Las posibilidades y los límites del GDPR

Como usuario seguro que has notado como de pronto tu bandeja de entrada estaba repleta de emails pidiéndote una autorización para seguir enviándote más promociones de la marca en cuestión. La paradoja estos días ha sido que hemos recibido spam para preguntarnos si queríamos seguir recibiendo spam. Todo tiene que ver con el Reglamento General de Protección de Datos (GDPR, por sus siglas en inglés) que entra hoy mismo en vigor, celebrado en general porque protege más a los usuarios y pone de relieve la responsabilidad que tienen las empresas en el tratamiento que hacen de la información que recogen de estos. Pero, si bien es cierto que las ventajas del GDPR respecto a la actual legislación son considerables —son buena prueba de ello el incremento en el importe de las sanciones por incumplimiento de manera proporcional y la estandarización europea de la consideración de estos delitos—, hay una cuestión muy importante que aún está por resolver: no existe ningún procedimiento sancionador y se trataría más bien de un fenómeno disuasorio.
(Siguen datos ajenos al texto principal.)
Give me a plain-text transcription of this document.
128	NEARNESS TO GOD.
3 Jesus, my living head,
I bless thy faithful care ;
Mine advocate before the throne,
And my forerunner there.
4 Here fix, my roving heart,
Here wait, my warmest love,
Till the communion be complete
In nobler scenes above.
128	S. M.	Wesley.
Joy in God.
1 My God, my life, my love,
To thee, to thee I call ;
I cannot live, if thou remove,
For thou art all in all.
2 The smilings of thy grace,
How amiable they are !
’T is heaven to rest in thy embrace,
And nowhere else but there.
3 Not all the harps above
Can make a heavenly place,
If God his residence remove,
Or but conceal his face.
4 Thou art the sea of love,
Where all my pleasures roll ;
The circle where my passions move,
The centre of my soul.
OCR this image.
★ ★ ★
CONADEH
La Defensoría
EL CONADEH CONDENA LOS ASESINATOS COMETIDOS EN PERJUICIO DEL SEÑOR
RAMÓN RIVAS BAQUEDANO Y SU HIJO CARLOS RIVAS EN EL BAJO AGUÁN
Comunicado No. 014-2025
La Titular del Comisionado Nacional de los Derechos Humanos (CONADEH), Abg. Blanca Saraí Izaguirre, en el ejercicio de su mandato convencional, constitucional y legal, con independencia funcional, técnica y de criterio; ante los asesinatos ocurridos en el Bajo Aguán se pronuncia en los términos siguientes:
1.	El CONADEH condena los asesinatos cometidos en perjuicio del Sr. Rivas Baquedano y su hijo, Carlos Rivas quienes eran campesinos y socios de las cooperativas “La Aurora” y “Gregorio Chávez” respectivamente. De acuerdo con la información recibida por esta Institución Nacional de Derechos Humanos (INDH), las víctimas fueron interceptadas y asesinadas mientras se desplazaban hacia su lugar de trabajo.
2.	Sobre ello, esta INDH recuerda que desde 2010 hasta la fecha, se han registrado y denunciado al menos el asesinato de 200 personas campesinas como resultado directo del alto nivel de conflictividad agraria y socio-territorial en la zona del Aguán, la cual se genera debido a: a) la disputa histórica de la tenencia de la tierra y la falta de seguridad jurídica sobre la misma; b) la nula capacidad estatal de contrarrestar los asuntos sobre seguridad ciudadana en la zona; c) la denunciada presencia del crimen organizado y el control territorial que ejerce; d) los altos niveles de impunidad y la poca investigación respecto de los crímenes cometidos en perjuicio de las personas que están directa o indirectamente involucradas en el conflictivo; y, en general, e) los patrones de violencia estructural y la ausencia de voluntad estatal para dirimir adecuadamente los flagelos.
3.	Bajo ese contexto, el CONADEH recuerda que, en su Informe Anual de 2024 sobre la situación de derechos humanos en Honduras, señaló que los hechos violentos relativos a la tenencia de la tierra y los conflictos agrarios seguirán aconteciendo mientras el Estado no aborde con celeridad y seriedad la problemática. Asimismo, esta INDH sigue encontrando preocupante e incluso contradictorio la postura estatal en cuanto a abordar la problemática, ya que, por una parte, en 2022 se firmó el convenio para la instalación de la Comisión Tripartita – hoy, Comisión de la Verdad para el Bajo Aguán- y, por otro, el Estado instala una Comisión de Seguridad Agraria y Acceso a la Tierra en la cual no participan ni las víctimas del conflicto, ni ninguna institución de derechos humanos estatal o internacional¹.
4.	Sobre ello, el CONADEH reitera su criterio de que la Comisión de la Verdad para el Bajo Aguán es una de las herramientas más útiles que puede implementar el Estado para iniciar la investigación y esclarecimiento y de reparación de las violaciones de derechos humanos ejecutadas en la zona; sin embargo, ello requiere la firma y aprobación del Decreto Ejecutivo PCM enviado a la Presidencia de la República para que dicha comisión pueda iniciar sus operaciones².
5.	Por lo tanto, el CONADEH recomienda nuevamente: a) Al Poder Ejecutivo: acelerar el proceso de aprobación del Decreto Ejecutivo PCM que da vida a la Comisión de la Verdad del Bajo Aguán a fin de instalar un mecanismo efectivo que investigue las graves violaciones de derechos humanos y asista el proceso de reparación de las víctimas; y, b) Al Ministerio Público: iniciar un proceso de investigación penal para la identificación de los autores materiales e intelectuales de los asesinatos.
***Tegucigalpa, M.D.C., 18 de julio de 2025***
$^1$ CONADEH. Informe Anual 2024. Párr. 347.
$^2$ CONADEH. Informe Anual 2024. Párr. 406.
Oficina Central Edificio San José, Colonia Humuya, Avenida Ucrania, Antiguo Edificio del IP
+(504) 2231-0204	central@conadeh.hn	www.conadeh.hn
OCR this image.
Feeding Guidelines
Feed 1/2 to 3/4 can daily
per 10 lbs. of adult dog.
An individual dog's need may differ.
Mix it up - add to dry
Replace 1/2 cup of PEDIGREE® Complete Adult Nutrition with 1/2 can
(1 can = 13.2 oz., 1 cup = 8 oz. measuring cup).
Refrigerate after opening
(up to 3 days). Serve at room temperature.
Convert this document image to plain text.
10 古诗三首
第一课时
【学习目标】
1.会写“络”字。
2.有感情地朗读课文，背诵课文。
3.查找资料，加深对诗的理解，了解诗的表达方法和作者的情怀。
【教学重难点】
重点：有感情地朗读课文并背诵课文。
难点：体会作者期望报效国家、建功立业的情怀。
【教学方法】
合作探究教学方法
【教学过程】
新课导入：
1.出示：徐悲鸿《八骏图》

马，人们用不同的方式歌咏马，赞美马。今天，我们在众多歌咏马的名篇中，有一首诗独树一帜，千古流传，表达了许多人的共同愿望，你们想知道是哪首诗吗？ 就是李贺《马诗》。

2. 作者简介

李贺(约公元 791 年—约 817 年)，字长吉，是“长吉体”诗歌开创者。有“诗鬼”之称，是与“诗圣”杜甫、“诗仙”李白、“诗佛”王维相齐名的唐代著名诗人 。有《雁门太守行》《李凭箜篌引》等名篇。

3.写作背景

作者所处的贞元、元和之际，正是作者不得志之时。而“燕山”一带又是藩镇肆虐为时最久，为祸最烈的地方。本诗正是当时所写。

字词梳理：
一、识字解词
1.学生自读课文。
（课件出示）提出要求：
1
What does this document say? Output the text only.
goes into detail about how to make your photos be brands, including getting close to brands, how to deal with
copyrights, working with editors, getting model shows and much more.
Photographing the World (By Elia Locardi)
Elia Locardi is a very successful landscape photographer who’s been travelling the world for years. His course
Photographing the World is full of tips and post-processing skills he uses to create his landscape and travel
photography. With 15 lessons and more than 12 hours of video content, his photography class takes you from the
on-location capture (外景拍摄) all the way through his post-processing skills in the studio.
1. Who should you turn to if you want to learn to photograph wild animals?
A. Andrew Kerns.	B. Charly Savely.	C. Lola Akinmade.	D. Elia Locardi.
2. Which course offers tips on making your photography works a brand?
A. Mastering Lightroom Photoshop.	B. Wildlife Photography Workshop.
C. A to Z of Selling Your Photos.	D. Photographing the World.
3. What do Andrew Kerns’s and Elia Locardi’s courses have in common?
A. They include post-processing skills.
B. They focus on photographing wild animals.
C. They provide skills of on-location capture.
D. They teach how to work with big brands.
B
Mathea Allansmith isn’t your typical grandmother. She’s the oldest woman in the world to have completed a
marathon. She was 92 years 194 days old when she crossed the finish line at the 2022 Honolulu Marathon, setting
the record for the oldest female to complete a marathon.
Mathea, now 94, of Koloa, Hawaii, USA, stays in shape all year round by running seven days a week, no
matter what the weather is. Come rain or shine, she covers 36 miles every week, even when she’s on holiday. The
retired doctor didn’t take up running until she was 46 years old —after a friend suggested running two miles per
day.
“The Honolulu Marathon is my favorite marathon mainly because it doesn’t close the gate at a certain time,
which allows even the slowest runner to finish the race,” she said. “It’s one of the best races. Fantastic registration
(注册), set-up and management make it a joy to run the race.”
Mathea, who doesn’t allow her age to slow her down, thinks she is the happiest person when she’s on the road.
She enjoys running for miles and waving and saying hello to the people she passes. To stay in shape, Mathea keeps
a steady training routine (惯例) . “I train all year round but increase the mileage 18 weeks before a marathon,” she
Prueba de ello es que por ejemplo en España solo existen unos 80 hombres y 70 mujeres dentro del organismo encargado de poner multa, que además no solo se dedican a esta función, sino que tienen muchas otras.

Una nueva gestión de la comunicación política en Twitter y Facebook

Ayer jueves tanto Facebook como Twitter anunciaron una serie de de cambios relativos a la manera en que la publicidad política será gestionada de ahora en adelante en ambas plataformas. Su objeto es añadir más transparencia a la publicidad política directamente involucrada en los procesos electores. Después del escándalo que sacudió a Facebook en relación a este tema -que aún no ha acabado- la red social ha introducido una nueva funcionalidad que dará cuenta a los usuarios del presupuesto que hay detrás de una determinada campaña política. Facebook exigirá que todos los anuncios relacionados con procesos electorales estén claramente etiquetados y acompañados del coletilla “paid for”, de forma que cuando el usuario haga clic sobre ella, tendrá acceso a información adicional sobre la campaña, incluyendo el presupuesto, el número de personas que la han visto y también su edad, su género y su ubicación.